Shallow water and small amplitude wave?

[hanson]

Hi all.
I am re-visiting again the origin of the KdV equation.
On one hand, in the theory of small amplitude waves, the amplitude is assumed to be very small and hence the governing equations and the boundary conditions are hence linearised.
On the other hand, having linearised the above equtaions, if there is a very long wave (or very shallow water), then we further obtain a wave solution with no dispersion at all.

So is it correct to say that the KdV equation originates when we are relaxing the assumption of the small amplitude wave approximtionm, making it a small but not very small amplitudes, and hence having the equation WEAKLY nonlinear (no longer linear), and at the same time, we also consider shallow but not very shallow water, and hence the wave is WEAKLY nonlinear, and it is a balance between these two effects that produce the KdV equation?i

In other words, the relaxation of BOTH the small amplitude wave and shallow water approximations are required to get the KdV equation, right?

If we just introduce weakly nonlinear effect with the shallow water parameter still tends to zero, then there won't be a KdV type of balance, right?

 

[jvicens]

Hi there,

Thank you for bringing up this interesting topic.
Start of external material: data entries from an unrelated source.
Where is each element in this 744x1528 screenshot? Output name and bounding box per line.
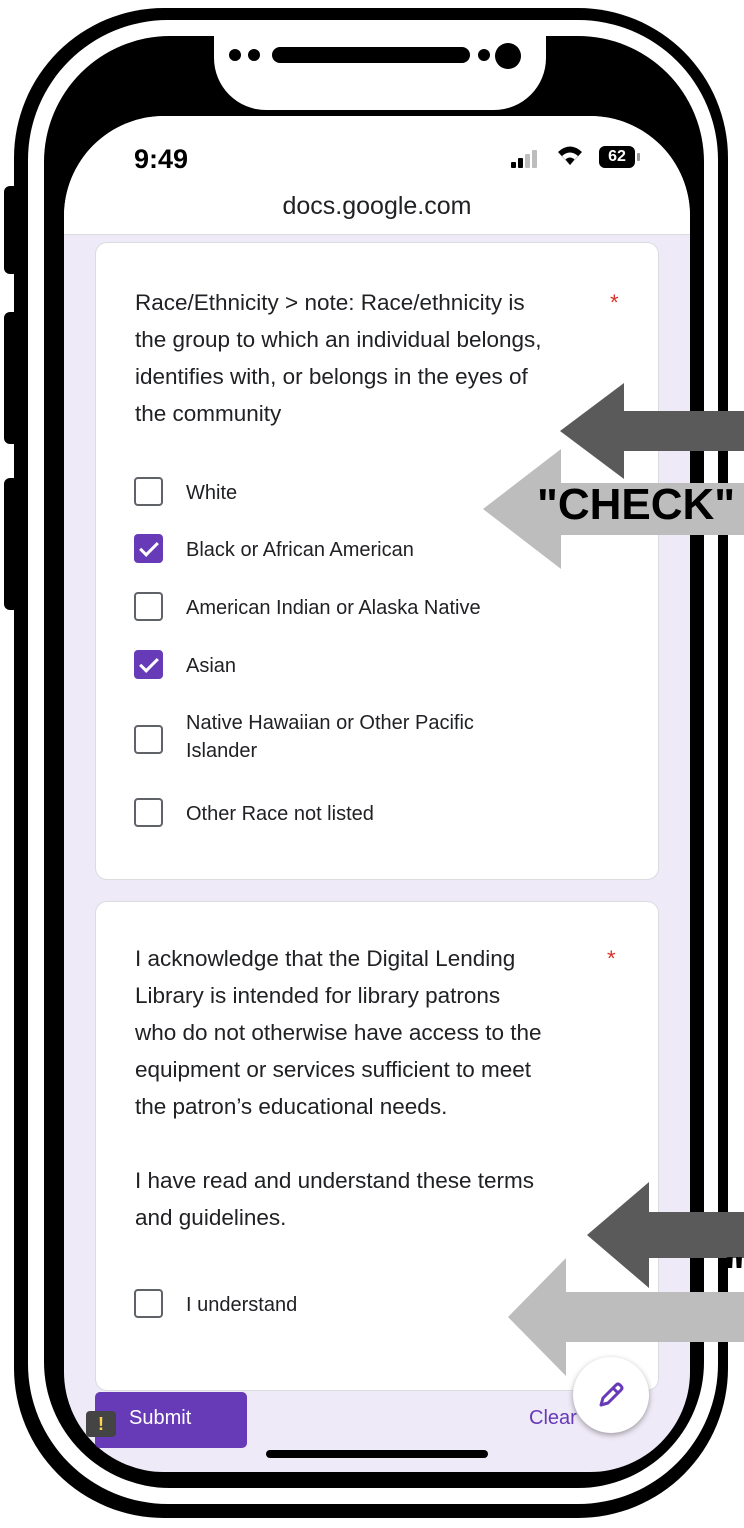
clear-form-link[interactable]: Clear: [529, 1407, 577, 1430]
status-bar: 9:49 62: [64, 116, 690, 178]
checkbox-checked[interactable]: [134, 534, 163, 563]
option-american-indian-or-alaska-native[interactable]: American Indian or Alaska Native: [134, 586, 634, 626]
submit-button[interactable]: Submit: [95, 1392, 247, 1448]
browser-url-bar[interactable]: docs.google.com: [64, 178, 690, 235]
option-other-race-not-listed[interactable]: Other Race not listed: [134, 792, 634, 832]
checkbox-checked[interactable]: [134, 650, 163, 679]
option-label: I understand: [186, 1294, 298, 1316]
option-label: American Indian or Alaska Native: [186, 597, 481, 619]
annotation-check-label: "CHECK": [537, 480, 736, 529]
option-native-hawaiian-or-other-pacific-islander[interactable]: Native Hawaiian or Other Pacific Islande…: [134, 712, 634, 779]
home-indicator: [266, 1450, 488, 1458]
annotation-quote-mark: ": [724, 1248, 744, 1297]
report-icon[interactable]: !: [86, 1411, 116, 1437]
wifi-icon: [556, 144, 584, 173]
submit-label: Submit: [129, 1407, 192, 1429]
volume-down-button: [4, 478, 20, 610]
question-title: Race/Ethnicity > note: Race/ethnicity is…: [135, 290, 542, 426]
option-label: White: [186, 482, 238, 504]
phone-notch: [214, 24, 546, 110]
checkbox[interactable]: [134, 1289, 163, 1318]
volume-up-button: [4, 312, 20, 444]
option-label: Native Hawaiian or Other Pacific Islande…: [186, 712, 474, 762]
status-time: 9:49: [134, 144, 189, 174]
option-asian[interactable]: Asian: [134, 644, 634, 684]
required-asterisk: *: [610, 290, 619, 315]
checkbox[interactable]: [134, 477, 163, 506]
pencil-icon: [599, 1382, 624, 1407]
mute-switch: [4, 186, 20, 274]
url-text[interactable]: docs.google.com: [64, 192, 690, 221]
checkbox[interactable]: [134, 592, 163, 621]
checkbox[interactable]: [134, 798, 163, 827]
option-label: Asian: [186, 655, 237, 677]
required-asterisk: *: [607, 946, 616, 971]
question-title: I acknowledge that the Digital Lending L…: [135, 946, 542, 1230]
battery-icon: 62: [599, 146, 640, 168]
annotation-arrow-light-lower: [508, 1258, 744, 1376]
option-label: Other Race not listed: [186, 803, 374, 825]
checkbox[interactable]: [134, 725, 163, 754]
signal-icon: [511, 150, 541, 168]
option-label: Black or African American: [186, 539, 414, 561]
As a scientist who has studied the KdV equation, I can confirm that your understanding is correct.

The KdV equation does indeed originate from the relaxation of both the small amplitude wave and shallow water approximations. This is because the KdV equation is a weakly nonlinear equation, meaning that it takes into account small nonlinear effects while still being a linear approximation. In other words, the amplitude of the wave is not assumed to be very small, but it is still not large enough to significantly affect the linear behavior of the wave.

Additionally, the shallow water approximation is also relaxed in the derivation of the KdV equation. This is because the KdV equation describes the behavior of long waves, which means that the water depth must also be taken into account. The shallow water approximation assumes that the water depth is much larger than the wavelength of the wave, but in the case of the KdV equation, this assumption is relaxed to allow for a more accurate description of the wave behavior.

If we were to only introduce weakly nonlinear effects without relaxing the shallow water approximation, we would not obtain the KdV equation. This is because the shallow water approximation assumes that the wave is still linear, which is not the case for the KdV equation.

I hope this helps clarify your understanding of the origins of the KdV equation. Keep exploring and asking questions!

 

[tacman]

Yes, it is correct to say that the KdV equation originates from relaxing both the small amplitude wave and shallow water approximations. These two approximations are necessary to obtain the KdV equation, as they balance each other and result in weakly nonlinear behavior. If only one of these approximations is relaxed, then the resulting equation will not be the KdV equation. This is because the KdV equation represents a specific balance between the nonlinear and dispersive effects in a wave, and this balance can only be achieved when both approximations are relaxed.